Neuropraxia = neurons remain in tact but there is some blunt force damage which may damage the myelin sheath etc which leads to temporary slower conduction speeds.
Axonotmesis = severance of axons caused by heavier trauma. distal to the point of damage, the axon may die but is likely able to regrow. could result in some loss of movement and sensation distal to point of damage.
Neurotmesis = severe severance of the nerve. it is very rare for full regrowth to occur in this instance leading to loss of sensation and motor function. painful neuroma may develop at the point of damage (bundles of axons which try to regrow but cannot reach their intended target)
Ischemic damage (lack of oxygen supply to nervous tissue) = cellular respiration stops, cells depolarise causing a massive calcium influx leading to excitotoxicity (phenomenon where exposure to excitatory neurotransmitters (primarily glutamate) in high doses for prolonged periods starts a cascade of neurotoxicity which eventually leads to cell death)
Describe Seddons classification scheme of nerve damage
A way of classifying the severity of localised nerve damage.

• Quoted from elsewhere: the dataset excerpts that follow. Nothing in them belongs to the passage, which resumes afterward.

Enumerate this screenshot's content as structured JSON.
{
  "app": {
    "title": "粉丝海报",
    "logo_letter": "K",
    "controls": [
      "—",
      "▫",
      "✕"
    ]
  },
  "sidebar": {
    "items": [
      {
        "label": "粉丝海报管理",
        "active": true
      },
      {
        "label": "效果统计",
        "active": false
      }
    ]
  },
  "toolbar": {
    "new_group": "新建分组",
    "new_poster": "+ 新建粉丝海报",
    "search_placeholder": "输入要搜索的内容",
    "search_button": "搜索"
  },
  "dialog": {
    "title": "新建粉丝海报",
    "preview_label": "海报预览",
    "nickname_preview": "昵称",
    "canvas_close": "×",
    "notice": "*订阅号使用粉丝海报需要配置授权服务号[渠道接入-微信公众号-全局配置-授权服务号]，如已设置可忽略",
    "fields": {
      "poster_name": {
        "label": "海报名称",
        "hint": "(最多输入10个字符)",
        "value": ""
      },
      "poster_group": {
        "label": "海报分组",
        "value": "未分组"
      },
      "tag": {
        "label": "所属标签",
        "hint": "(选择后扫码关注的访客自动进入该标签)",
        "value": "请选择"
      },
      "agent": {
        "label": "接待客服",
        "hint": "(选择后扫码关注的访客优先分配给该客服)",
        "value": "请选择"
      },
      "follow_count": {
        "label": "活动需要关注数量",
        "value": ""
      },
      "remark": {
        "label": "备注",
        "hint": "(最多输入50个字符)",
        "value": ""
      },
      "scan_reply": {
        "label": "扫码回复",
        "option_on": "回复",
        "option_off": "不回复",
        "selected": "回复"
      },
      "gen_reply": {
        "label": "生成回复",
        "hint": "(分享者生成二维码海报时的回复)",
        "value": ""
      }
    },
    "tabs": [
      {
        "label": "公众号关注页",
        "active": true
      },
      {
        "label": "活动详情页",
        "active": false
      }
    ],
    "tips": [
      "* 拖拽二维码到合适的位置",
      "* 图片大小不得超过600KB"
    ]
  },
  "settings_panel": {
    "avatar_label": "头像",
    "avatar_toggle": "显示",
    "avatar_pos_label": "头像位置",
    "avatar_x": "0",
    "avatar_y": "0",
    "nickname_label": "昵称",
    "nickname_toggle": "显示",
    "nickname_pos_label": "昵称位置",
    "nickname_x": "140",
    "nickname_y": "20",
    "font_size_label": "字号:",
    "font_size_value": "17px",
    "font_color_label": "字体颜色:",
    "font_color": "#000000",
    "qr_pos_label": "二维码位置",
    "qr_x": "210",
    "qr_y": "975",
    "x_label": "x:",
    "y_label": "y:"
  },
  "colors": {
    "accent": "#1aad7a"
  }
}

There are three grades/stages:
Neurapraxia = mildest injury to a nerve, caused by transient compression or stretch. Loss of nerve
function results from conduction block. Paralysis of muscles innervated by the nerve is complete but
some sensation may be preserved. Autonomic function may also be preserved. This type of injury will
recover completely providing the cause, for example, ongoing compression, is removed.
axonotmesis = more severe blunt injury to a nerve. This is sufficient to cause axon
degeneration but the connective tissue layers of the nerve including the endoneurial tubes remain intact.
Clinical examination reveals complete loss of motor, sensory, and autonomic function. Since axons distal to the site of injury have undergone Wallerian degeneration conduction is lost both at and distal to the site of injury. Providing the cause is removed, uncomplicated regeneration of axons occurs along the same pathway will occur, with recovery of function progressing from proximal to distal.
neurotmesis = nerve is completely divided or so badly disorganized that recovery
cannot occur. All the connective tissue layers of the nerve as well as the axons are disrupted. There is
axon degeneration distal to the injury. Neurotmesis may be caused by laceration or high energy traction
injuries sufficient to rupture the nerve. complete functional recovery never occurs with this type of injury.
define neuropraxia
Neurapraxia is the mildest injury to a nerve, caused by transient compression or stretch. Loss of nerve
function results from conduction block. Paralysis of muscles innervated by the nerve is complete but
some sensation may be preserved. Autonomic function may also be preserved. This type of injury will
recover completely providing the cause, for example, ongoing compression, is removed.
define axonotmesis
severe blunt injury to a nerve. This is sufficient to cause axon degeneration but the connective tissue layers of the nerve including the endoneurial tubes remain intact.
Clinical examination reveals complete loss of motor, sensory, and autonomic function. Since axons distal to the site of injury have undergone Wallerian degeneration conduction is lost both at and distal to the site of injury. Providing the cause is removed, uncomplicated regeneration of axons occurs along the same pathway will occur, with recovery of function progressing from proximal to distal.